The basic flow of control is something like this:
- An upstream tool pushes a record of data (a pointer to a blob of bytes) to my tool by calling a cgo function (iiPushRecord). So, C is calling Go here. My cgo function looks like this:
//export iiPushRecord
func iiPushRecord(handle unsafe.Pointer, record unsafe.Pointer) C.long {
incomingInterface := pointer.Restore(handle).(IncomingInterface)
if incomingInterface.PushRecord(record) {
return C.long(1)
}
return C.long(0)
}
- My tool does something with the data (in this basic benchmark, it just copies the incoming record into some outgoing buffers).
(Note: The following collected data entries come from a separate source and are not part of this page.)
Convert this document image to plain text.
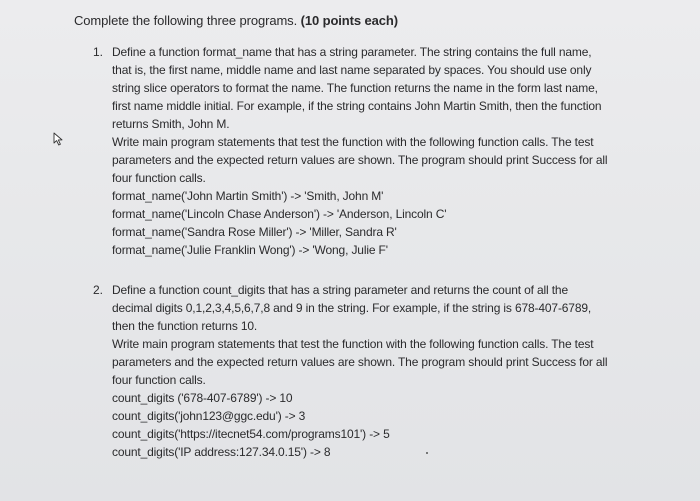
Complete the following three programs. (10 points each)
1. Define a function format_name that has a string parameter. The string contains the full name,
that is, the first name, middle name and last name separated by spaces. You should use only
string slice operators to format the name. The function returns the name in the form last name,
first name middle initial. For example, if the string contains John Martin Smith, then the function
returns Smith, John M.
Write main program statements that test the function with the following function calls. The test
parameters and the expected return values are shown. The program should print Success for all
four function calls.
format_name('John Martin Smith') -> 'Smith, John M'
format_name('Lincoln Chase Anderson') -> 'Anderson, Lincoln C'
format_name('Sandra Rose Miller') -> 'Miller, Sandra R'
format_name('Julie Franklin Wong') -> 'Wong, Julie F'
2. Define a function count_digits that has a string parameter and returns the count of all the
decimal digits 0,1,2,3,4,5,6,7,8 and 9 in the string. For example, if the string is 678-407-6789,
then the function returns 10.
Write main program statements that test the function with the following function calls. The test
parameters and the expected return values are shown. The program should print Success for all
four function calls.
count_digits ('678-407-6789') -> 10
count_digits('john123@ggc.edu') -> 3
count_digits('https://itecnet54.com/programs101') -> 5
count_digits('IP address:127.34.0.15') -> 8
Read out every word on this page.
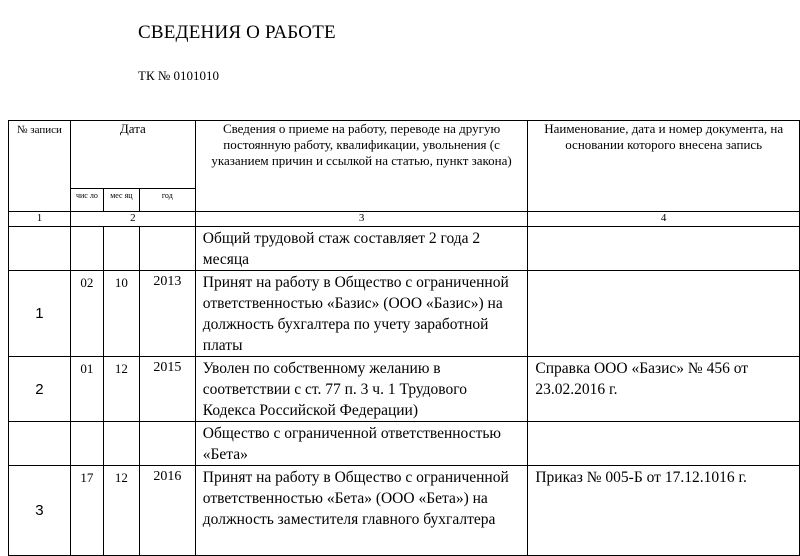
СВЕДЕНИЯ О РАБОТЕ
ТК № 0101010
№ записи	Дата			Сведения о приеме на работу, переводе на другую постоянную работу, квалификации, увольнения (с указанием причин и ссылкой на статью, пункт закона)	Наименование, дата и номер документа, на основании которого внесена запись
	чис ло	мес яц	год		
1	2			3	4
				Общий трудовой стаж составляет 2 года 2 месяца	
1	02	10	2013	Принят на работу в Общество с ограниченной ответственностью «Базис» (ООО «Базис») на должность бухгалтера по учету заработной платы	
2	01	12	2015	Уволен по собственному желанию в соответствии с ст. 77 п. 3 ч. 1 Трудового Кодекса Российской Федерации)	Справка ООО «Базис» № 456 от 23.02.2016 г.
				Общество с ограниченной ответственностью «Бета»	
3	17	12	2016	Принят на работу в Общество с ограниченной ответственностью «Бета» (ООО «Бета») на должность заместителя главного бухгалтера	Приказ № 005-Б от 17.12.1016 г.
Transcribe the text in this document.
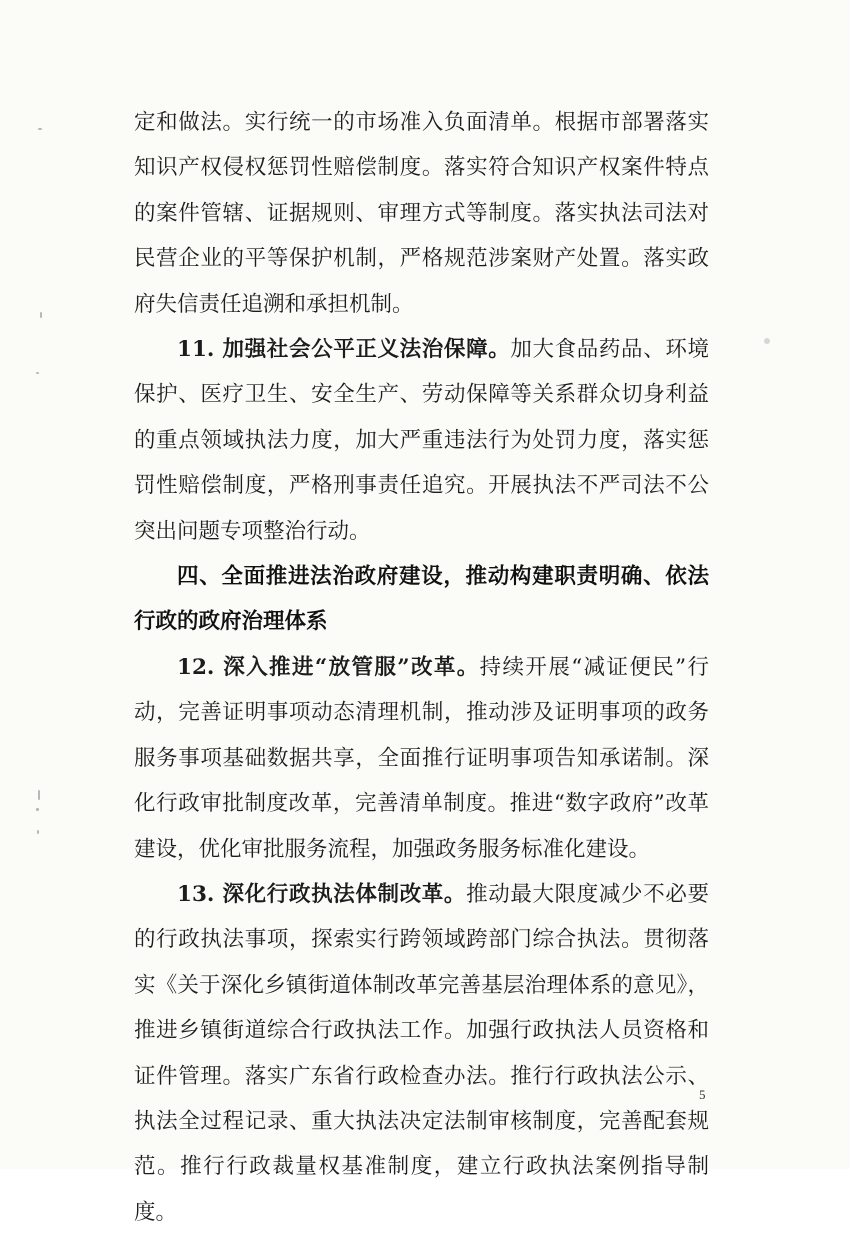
定和做法。实行统一的市场准入负面清单。根据市部署落实知识产权侵权惩罚性赔偿制度。落实符合知识产权案件特点的案件管辖、证据规则、审理方式等制度。落实执法司法对民营企业的平等保护机制，严格规范涉案财产处置。落实政府失信责任追溯和承担机制。

11. 加强社会公平正义法治保障。加大食品药品、环境保护、医疗卫生、安全生产、劳动保障等关系群众切身利益的重点领域执法力度，加大严重违法行为处罚力度，落实惩罚性赔偿制度，严格刑事责任追究。开展执法不严司法不公突出问题专项整治行动。

四、全面推进法治政府建设，推动构建职责明确、依法行政的政府治理体系

12. 深入推进“放管服”改革。持续开展“减证便民”行动，完善证明事项动态清理机制，推动涉及证明事项的政务服务事项基础数据共享，全面推行证明事项告知承诺制。深化行政审批制度改革，完善清单制度。推进“数字政府”改革建设，优化审批服务流程，加强政务服务标准化建设。

13. 深化行政执法体制改革。推动最大限度减少不必要的行政执法事项，探索实行跨领域跨部门综合执法。贯彻落实《关于深化乡镇街道体制改革完善基层治理体系的意见》，推进乡镇街道综合行政执法工作。加强行政执法人员资格和证件管理。落实广东省行政检查办法。推行行政执法公示、执法全过程记录、重大执法决定法制审核制度，完善配套规范。推行行政裁量权基准制度，建立行政执法案例指导制度。

5
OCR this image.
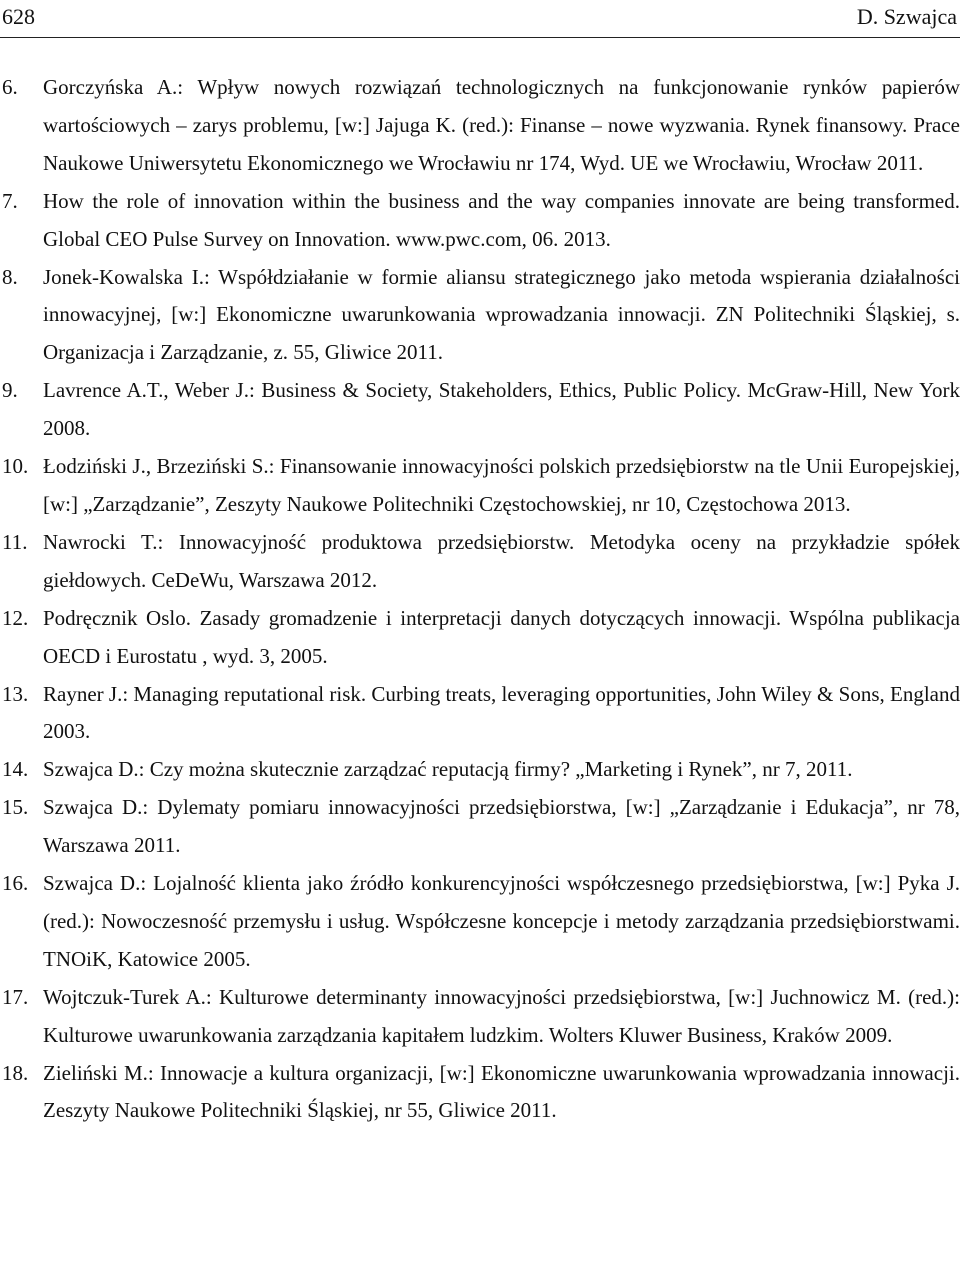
628	D. Szwajca
6.	Gorczyńska A.: Wpływ nowych rozwiązań technologicznych na funkcjonowanie rynków papierów wartościowych – zarys problemu, [w:] Jajuga K. (red.): Finanse – nowe wyzwania. Rynek finansowy. Prace Naukowe Uniwersytetu Ekonomicznego we Wrocławiu nr 174, Wyd. UE we Wrocławiu, Wrocław 2011.
7.	How the role of innovation within the business and the way companies innovate are being transformed. Global CEO Pulse Survey on Innovation. www.pwc.com, 06. 2013.
8.	Jonek-Kowalska I.: Współdziałanie w formie aliansu strategicznego jako metoda wspierania działalności innowacyjnej, [w:] Ekonomiczne uwarunkowania wprowadzania innowacji. ZN Politechniki Śląskiej, s. Organizacja i Zarządzanie, z. 55, Gliwice 2011.
9.	Lavrence A.T., Weber J.: Business & Society, Stakeholders, Ethics, Public Policy. McGraw-Hill, New York 2008.
10. Łodziński J., Brzeziński S.: Finansowanie innowacyjności polskich przedsiębiorstw na tle Unii Europejskiej, [w:] „Zarządzanie”, Zeszyty Naukowe Politechniki Częstochowskiej, nr 10, Częstochowa 2013.
11. Nawrocki T.: Innowacyjność produktowa przedsiębiorstw. Metodyka oceny na przykładzie spółek giełdowych. CeDeWu, Warszawa 2012.
12. Podręcznik Oslo. Zasady gromadzenie i interpretacji danych dotyczących innowacji. Wspólna publikacja OECD i Eurostatu , wyd. 3, 2005.
13. Rayner J.: Managing reputational risk. Curbing treats, leveraging opportunities, John Wiley & Sons, England 2003.
14. Szwajca D.: Czy można skutecznie zarządzać reputacją firmy? „Marketing i Rynek”, nr 7, 2011.
15. Szwajca D.: Dylematy pomiaru innowacyjności przedsiębiorstwa, [w:] „Zarządzanie i Edukacja”, nr 78, Warszawa 2011.
16. Szwajca D.: Lojalność klienta jako źródło konkurencyjności współczesnego przedsiębiorstwa, [w:] Pyka J. (red.): Nowoczesność przemysłu i usług. Współczesne koncepcje i metody zarządzania przedsiębiorstwami. TNOiK, Katowice 2005.
17. Wojtczuk-Turek A.: Kulturowe determinanty innowacyjności przedsiębiorstwa, [w:] Juchnowicz M. (red.): Kulturowe uwarunkowania zarządzania kapitałem ludzkim. Wolters Kluwer Business, Kraków 2009.
18. Zieliński M.: Innowacje a kultura organizacji, [w:] Ekonomiczne uwarunkowania wprowadzania innowacji. Zeszyty Naukowe Politechniki Śląskiej, nr 55, Gliwice 2011.
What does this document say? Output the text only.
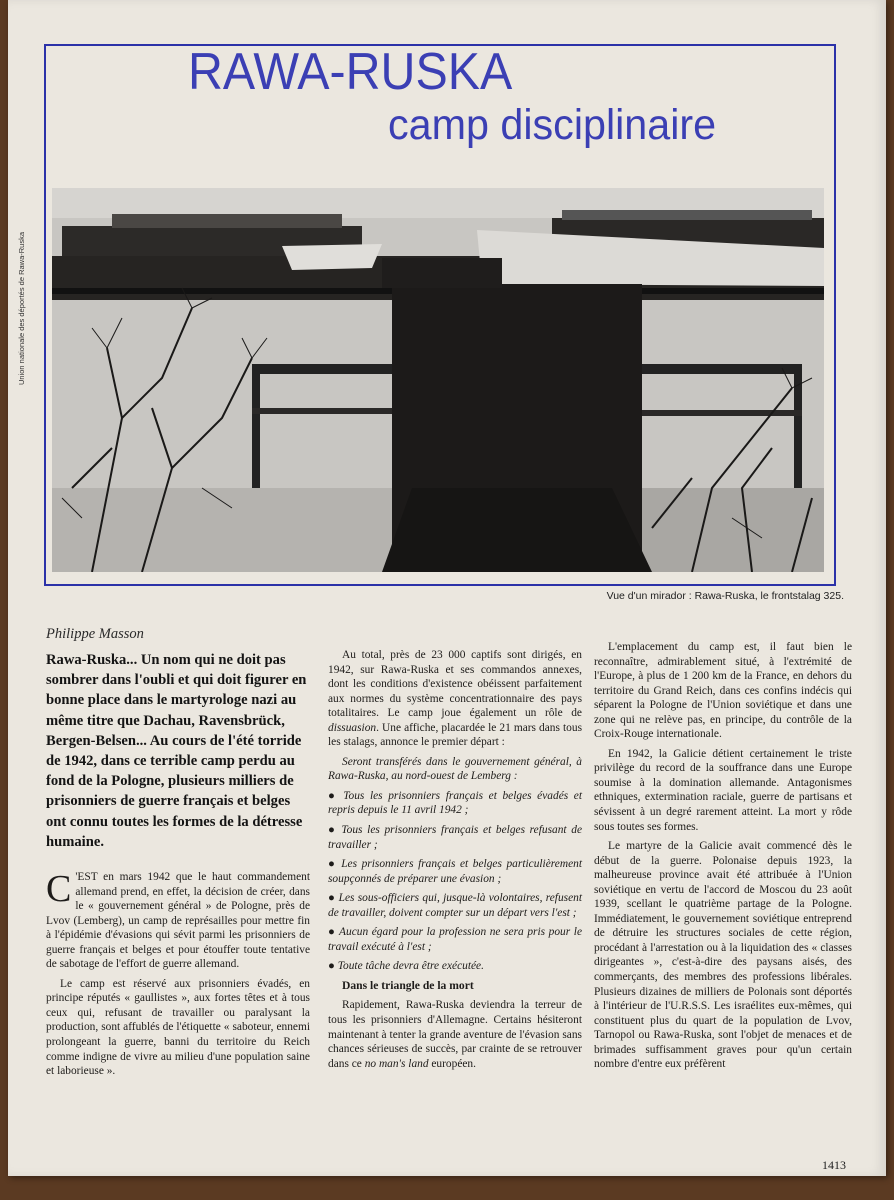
RAWA-RUSKA
camp disciplinaire
Union nationale des déportés de Rawa-Ruska
Vue d'un mirador : Rawa-Ruska, le frontstalag 325.
Philippe Masson

Rawa-Ruska... Un nom qui ne doit pas sombrer dans l'oubli et qui doit figurer en bonne place dans le martyrologe nazi au même titre que Dachau, Ravensbrück, Bergen-Belsen... Au cours de l'été torride de 1942, dans ce terrible camp perdu au fond de la Pologne, plusieurs milliers de prisonniers de guerre français et belges ont connu toutes les formes de la détresse humaine.

C 'EST en mars 1942 que le haut commandement allemand prend, en effet, la décision de créer, dans le « gouvernement général » de Pologne, près de Lvov (Lemberg), un camp de représailles pour mettre fin à l'épidémie d'évasions qui sévit parmi les prisonniers de guerre français et belges et pour étouffer toute tentative de sabotage de l'effort de guerre allemand.

Le camp est réservé aux prisonniers évadés, en principe réputés « gaullistes », aux fortes têtes et à tous ceux qui, refusant de travailler ou paralysant la production, sont affublés de l'étiquette « saboteur, ennemi prolongeant la guerre, banni du territoire du Reich comme indigne de vivre au milieu d'une population saine et laborieuse ».

Au total, près de 23 000 captifs sont dirigés, en 1942, sur Rawa-Ruska et ses commandos annexes, dont les conditions d'existence obéissent parfaitement aux normes du système concentrationnaire des pays totalitaires. Le camp joue également un rôle de dissuasion. Une affiche, placardée le 21 mars dans tous les stalags, annonce le premier départ :

Seront transférés dans le gouvernement général, à Rawa-Ruska, au nord-ouest de Lemberg :

● Tous les prisonniers français et belges évadés et repris depuis le 11 avril 1942 ;

● Tous les prisonniers français et belges refusant de travailler ;

● Les prisonniers français et belges particulièrement soupçonnés de préparer une évasion ;

● Les sous-officiers qui, jusque-là volontaires, refusent de travailler, doivent compter sur un départ vers l'est ;

● Aucun égard pour la profession ne sera pris pour le travail exécuté à l'est ;

● Toute tâche devra être exécutée.

Dans le triangle de la mort

Rapidement, Rawa-Ruska deviendra la terreur de tous les prisonniers d'Allemagne. Certains hésiteront maintenant à tenter la grande aventure de l'évasion sans chances sérieuses de succès, par crainte de se retrouver dans ce no man's land européen.

L'emplacement du camp est, il faut bien le reconnaître, admirablement situé, à l'extrémité de l'Europe, à plus de 1 200 km de la France, en dehors du territoire du Grand Reich, dans ces confins indécis qui séparent la Pologne de l'Union soviétique et dans une zone qui ne relève pas, en principe, du contrôle de la Croix-Rouge internationale.

En 1942, la Galicie détient certainement le triste privilège du record de la souffrance dans une Europe soumise à la domination allemande. Antagonismes ethniques, extermination raciale, guerre de partisans et sévissent à un degré rarement atteint. La mort y rôde sous toutes ses formes.

Le martyre de la Galicie avait commencé dès le début de la guerre. Polonaise depuis 1923, la malheureuse province avait été attribuée à l'Union soviétique en vertu de l'accord de Moscou du 23 août 1939, scellant le quatrième partage de la Pologne. Immédiatement, le gouvernement soviétique entreprend de détruire les structures sociales de cette région, procédant à l'arrestation ou à la liquidation des « classes dirigeantes », c'est-à-dire des paysans aisés, des commerçants, des membres des professions libérales. Plusieurs dizaines de milliers de Polonais sont déportés à l'intérieur de l'U.R.S.S. Les israélites eux-mêmes, qui constituent plus du quart de la population de Lvov, Tarnopol ou Rawa-Ruska, sont l'objet de menaces et de brimades suffisamment graves pour qu'un certain nombre d'entre eux préfèrent

1413
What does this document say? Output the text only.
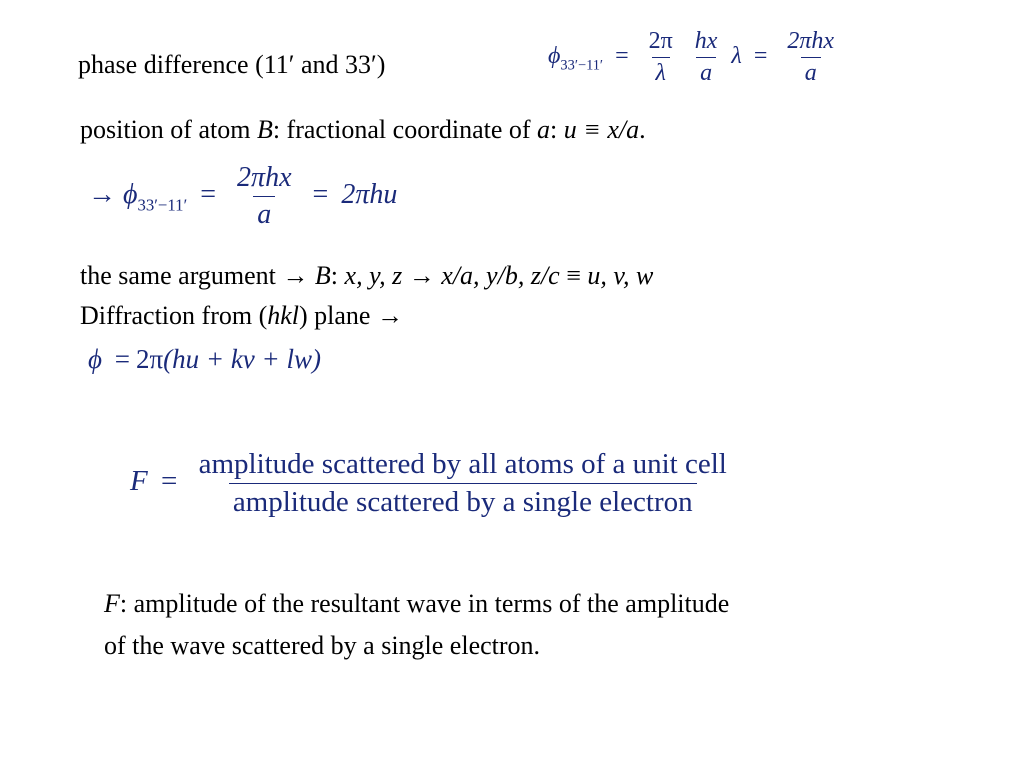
phase difference (11′ and 33′)	$\phi_{33'-11'} = \frac{2\pi}{\lambda}$
$\frac{hx}{a}$ $\lambda = \frac{\text{2πhx}}{a}$
position of atom B: fractional coordinate of a: u ≡ x/a.
→ $\phi_{33'-11'} = \frac{\text{2πhx}}{a} = 2\pi hu$
the same argument → B: x, y, z → x/a, y/b, z/c ≡ u, v, w
Diffraction from (hkl) plane →
ϕ = 2π(hu + kv + lw)
$F = \frac{\text{amplitude scattered by all atoms of a unit cell}}{\text{amplitude scattered by a single electron}}$
F: amplitude of the resultant wave in terms of the amplitude
of the wave scattered by a single electron.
- My tool pushes the record in the outgoing buffers to other tools by calling those tools' own PushRecord method. Go is calling C here. The cgo function looks like this:
func PushRecord(connection *ConnectionInterfaceStruct, record unsafe.Pointer) error {
result := C.callPushRecord(connection.connection, record)
if result == C.long(0) {
return fmt.Errorf(`error calling pII_PushRecord`)
}
return nil
}
and the C function it calls (callPushRecord) looks like this:
long callPushRecord(struct IncomingConnectionInterface * connection, void * record) {
return connection->pII_PushRecord(connection->handle, record);
}
I ran a profile while the code was being executed in Alteryx, with the following results. The first point where the diagram branches into 3 parts is where my question lies. All of my code is down the left branch, which is about 40% (or about 32 seconds) of total execution time. The other 2 branches (60%, or about 48 seconds) seem to be related to cgo overhead; in particular, the cost of calling Go from C. Did I interpret the profile correctly and is this overhead something I can fix (i.e. have I messed up my cgo code)? Or is this something inherent to the Go runtime, as my research seems to be suggesting, and I will not be able to optimize it?
If you want to dig further, all of the code is available on GitHub, and the main part is in the api folder.